WMO participated in the High-Level Assembly of the Climate and Clean Air Coalition (CCAC) which focused on reductions of short-lived climate pollutants to improve air quality and public health. The meeting 20 May brought together both Environment and Health Ministers. WMO hosted the science-policy dialogues which discussed the way how the scientific knowledge can be converted in the policy actions.
WMO is a member of the CCAC since 2014 because its Global Atmosphere Watch network coordinates observations of short-lived climate pollutants including tropospheric ozone and aerosols, as well as long-lived greenhouse gases. Through its Climate and Health Office, established jointly with the World Health Organization, WMO is also seeking to ensure that weather and climate related hazards are better integrated into health management.

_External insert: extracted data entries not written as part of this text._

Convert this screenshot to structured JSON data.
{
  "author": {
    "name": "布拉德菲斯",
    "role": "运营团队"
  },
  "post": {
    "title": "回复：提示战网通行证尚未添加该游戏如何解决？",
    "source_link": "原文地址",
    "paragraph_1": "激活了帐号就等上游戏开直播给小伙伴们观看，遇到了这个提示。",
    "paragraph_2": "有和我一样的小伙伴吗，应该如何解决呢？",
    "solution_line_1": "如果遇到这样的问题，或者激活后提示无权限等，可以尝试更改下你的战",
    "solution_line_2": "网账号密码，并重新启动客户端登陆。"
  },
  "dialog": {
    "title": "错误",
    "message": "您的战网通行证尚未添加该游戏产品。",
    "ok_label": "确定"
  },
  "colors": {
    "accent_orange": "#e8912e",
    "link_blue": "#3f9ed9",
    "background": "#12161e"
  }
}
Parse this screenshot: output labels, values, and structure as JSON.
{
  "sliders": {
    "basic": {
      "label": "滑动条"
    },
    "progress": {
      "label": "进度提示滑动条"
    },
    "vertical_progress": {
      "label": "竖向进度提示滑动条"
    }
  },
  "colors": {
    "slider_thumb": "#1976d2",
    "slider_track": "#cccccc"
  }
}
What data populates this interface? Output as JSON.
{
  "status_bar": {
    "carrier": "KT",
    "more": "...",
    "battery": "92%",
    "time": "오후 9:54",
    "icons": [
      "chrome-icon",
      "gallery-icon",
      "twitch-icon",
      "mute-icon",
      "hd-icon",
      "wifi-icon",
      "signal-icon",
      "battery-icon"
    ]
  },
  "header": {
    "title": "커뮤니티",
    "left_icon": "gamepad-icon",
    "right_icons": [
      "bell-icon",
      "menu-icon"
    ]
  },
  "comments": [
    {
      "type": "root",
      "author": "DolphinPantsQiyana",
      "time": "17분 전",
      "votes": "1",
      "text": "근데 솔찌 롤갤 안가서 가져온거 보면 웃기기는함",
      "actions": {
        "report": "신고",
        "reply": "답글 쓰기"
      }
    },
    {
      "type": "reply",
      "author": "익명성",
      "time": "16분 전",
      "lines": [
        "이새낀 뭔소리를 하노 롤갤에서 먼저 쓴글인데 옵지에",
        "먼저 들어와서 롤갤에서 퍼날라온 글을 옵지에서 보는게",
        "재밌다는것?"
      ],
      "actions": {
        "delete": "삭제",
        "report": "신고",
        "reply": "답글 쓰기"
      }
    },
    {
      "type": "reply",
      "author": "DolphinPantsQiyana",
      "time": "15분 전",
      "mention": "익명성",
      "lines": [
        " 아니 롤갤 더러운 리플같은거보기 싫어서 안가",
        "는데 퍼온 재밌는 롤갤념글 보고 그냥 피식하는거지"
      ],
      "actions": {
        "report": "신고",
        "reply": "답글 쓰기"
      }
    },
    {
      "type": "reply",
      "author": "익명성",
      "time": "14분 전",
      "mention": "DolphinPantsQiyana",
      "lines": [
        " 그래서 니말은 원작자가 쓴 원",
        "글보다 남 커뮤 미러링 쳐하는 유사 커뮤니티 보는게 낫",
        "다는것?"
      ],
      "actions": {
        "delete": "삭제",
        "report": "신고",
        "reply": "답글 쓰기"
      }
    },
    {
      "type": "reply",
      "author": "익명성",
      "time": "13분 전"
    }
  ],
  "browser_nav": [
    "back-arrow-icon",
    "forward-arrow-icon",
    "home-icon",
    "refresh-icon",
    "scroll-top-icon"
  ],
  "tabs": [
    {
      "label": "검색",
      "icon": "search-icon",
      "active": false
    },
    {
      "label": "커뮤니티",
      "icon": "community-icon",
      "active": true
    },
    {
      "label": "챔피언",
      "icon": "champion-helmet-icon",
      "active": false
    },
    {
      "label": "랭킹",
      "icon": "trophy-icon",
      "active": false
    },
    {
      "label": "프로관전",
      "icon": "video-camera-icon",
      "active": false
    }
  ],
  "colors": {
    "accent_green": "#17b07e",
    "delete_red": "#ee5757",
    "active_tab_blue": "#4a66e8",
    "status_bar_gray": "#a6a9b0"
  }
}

“Long-lived greenhouse gases, including carbon dioxide, methane, nitrous oxide, are the major driver of climate change,” said WMO Secretary-General Michel Jarraud at the opening reception for the CCAC Assembly.
“Short-lived climate pollutants have effects on human health, ecosystem services and food security. Measures proposed by the CCAC on the short-lived pollutants should be complementary to the actions on long-lived greenhouse gases to reach climate target of keeping temperature increases to under 2°C,” said Mr Jarraud.
The opening reception at technical discussions were held at WMO headquarters, which also hosted a BREATHE and 3 Dimensional artwork exhibition to stimulate reflections on the importance of addressing air pollution, health and climate change.
“It is symbolic that this event is being held at WMO, as WMO is the authoritative voice on the state of climate,” said Mr Jarraud.